A farewell to Central Europe. For now.

22 Feb

Today I depart Budapest and go back to normal life at home. While every traveler must do this at some point, this particular “goodbye”, for me, is a particularly thought-provoking one. What I mean by that is that I’ve got plenty more to see before I’m likely to set foot in this part of Europe again. It will be a while before I return to Central Europe, and not because it is a bad place to travel, but because there’s so many more regions I want to see. As such, I took sometime to reflect on my travels in this region.

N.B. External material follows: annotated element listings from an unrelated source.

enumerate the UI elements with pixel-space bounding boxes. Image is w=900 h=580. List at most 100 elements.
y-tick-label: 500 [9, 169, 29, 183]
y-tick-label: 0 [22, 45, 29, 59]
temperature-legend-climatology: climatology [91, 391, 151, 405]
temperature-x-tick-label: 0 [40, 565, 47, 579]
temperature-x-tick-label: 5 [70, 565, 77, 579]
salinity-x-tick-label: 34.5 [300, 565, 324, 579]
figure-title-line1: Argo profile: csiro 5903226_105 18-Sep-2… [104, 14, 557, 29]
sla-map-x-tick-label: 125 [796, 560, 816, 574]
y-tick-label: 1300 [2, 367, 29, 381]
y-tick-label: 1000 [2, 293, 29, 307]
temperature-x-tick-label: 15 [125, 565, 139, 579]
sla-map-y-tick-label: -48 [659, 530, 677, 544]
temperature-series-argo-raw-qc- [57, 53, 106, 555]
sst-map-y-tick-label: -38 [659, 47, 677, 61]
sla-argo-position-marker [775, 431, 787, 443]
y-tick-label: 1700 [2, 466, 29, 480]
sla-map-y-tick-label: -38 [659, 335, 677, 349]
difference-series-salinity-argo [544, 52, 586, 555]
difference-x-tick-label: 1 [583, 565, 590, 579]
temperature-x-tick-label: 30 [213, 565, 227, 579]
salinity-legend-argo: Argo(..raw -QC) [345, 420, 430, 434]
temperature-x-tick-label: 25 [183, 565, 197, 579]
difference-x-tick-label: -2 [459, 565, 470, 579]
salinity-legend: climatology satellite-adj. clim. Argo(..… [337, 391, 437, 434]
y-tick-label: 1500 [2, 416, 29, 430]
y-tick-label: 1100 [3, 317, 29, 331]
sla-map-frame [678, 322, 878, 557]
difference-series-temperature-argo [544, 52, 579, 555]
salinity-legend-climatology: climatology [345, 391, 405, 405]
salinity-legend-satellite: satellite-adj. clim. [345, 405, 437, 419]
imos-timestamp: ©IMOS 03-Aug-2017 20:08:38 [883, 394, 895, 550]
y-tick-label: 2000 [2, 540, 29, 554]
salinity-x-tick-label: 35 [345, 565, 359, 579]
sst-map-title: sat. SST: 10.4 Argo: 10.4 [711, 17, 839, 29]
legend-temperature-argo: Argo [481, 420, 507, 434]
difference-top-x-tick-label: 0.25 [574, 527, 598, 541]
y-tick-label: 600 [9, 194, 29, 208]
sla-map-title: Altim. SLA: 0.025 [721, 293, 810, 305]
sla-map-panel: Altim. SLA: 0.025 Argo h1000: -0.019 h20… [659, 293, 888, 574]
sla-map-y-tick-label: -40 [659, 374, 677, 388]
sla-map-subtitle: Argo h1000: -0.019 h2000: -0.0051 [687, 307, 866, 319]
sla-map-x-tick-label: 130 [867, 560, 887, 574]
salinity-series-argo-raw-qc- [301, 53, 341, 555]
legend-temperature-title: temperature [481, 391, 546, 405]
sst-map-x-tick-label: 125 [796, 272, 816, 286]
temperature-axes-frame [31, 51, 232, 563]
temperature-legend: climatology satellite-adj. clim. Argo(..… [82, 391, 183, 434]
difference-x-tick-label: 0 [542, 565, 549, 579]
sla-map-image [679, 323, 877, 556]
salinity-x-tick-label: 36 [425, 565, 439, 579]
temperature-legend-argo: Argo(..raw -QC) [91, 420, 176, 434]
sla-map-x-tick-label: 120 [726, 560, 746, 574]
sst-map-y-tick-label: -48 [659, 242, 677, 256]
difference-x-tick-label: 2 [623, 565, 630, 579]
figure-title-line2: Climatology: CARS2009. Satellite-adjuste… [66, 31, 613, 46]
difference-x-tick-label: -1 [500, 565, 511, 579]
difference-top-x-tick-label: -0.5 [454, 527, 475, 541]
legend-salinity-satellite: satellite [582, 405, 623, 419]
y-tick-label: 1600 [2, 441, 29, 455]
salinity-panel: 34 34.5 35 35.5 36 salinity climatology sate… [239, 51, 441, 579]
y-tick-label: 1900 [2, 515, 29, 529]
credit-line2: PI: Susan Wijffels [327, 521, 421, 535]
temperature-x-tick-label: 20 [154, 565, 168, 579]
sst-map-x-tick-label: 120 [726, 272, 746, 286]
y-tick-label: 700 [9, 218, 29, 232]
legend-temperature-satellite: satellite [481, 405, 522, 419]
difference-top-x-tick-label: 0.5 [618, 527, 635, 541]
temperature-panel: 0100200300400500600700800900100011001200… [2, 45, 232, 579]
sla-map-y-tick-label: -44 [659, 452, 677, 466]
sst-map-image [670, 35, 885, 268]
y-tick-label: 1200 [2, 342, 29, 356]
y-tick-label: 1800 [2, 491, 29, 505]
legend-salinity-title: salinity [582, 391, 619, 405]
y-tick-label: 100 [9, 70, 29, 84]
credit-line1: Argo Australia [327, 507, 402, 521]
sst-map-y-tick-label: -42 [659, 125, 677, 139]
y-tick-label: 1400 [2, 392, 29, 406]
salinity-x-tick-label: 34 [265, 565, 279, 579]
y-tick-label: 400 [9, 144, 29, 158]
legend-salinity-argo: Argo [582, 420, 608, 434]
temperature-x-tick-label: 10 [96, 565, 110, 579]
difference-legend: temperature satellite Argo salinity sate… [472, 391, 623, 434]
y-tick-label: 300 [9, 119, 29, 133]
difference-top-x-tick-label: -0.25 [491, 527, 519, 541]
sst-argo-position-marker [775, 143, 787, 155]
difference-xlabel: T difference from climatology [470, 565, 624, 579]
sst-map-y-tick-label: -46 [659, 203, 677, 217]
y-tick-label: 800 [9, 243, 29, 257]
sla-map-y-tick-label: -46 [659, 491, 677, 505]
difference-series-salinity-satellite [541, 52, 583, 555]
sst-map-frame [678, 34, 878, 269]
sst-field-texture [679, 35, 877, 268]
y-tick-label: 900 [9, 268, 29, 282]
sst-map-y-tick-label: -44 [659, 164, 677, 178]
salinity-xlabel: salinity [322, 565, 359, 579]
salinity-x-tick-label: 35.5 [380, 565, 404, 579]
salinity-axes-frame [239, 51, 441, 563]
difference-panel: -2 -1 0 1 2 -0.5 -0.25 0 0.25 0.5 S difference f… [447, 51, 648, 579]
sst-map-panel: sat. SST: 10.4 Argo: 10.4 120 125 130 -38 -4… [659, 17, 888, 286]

Over the summer, I traveled far and wide across the Eastern part of Central Europe, through the Baltic States down to Prague, then over into Austria. The first thing that I remember as being particularly striking about this region is the architecture. The old-town architecture in this region is, without a doubt, my favorite style in Europe. The second thing that truly struck me was just how untouched and beautiful the rural areas are. Unlike in say, Britain, the rural parts of this region are not cut-across by loads of highways and quilts of suburban patchwork. They really do feel like rural areas.

If there’s any piece of advice I’d give to a traveler visiting this region, here’s what it would be: more than in most parts of the world I’ve visited, I’d tell the average traveler planning a trip here to keep an open mind. It is generally not “exotic” enough to be strikingly enticing to adventurous travelers the way, say East Asia is. On the other hand, it is far too exotic for many American tourists whose only dream destinations would be Paris and Disneyworld. This region is not the off-the-beaten-track adventure it once was, nor is it as touristy as Paris. Rather, it is something in between.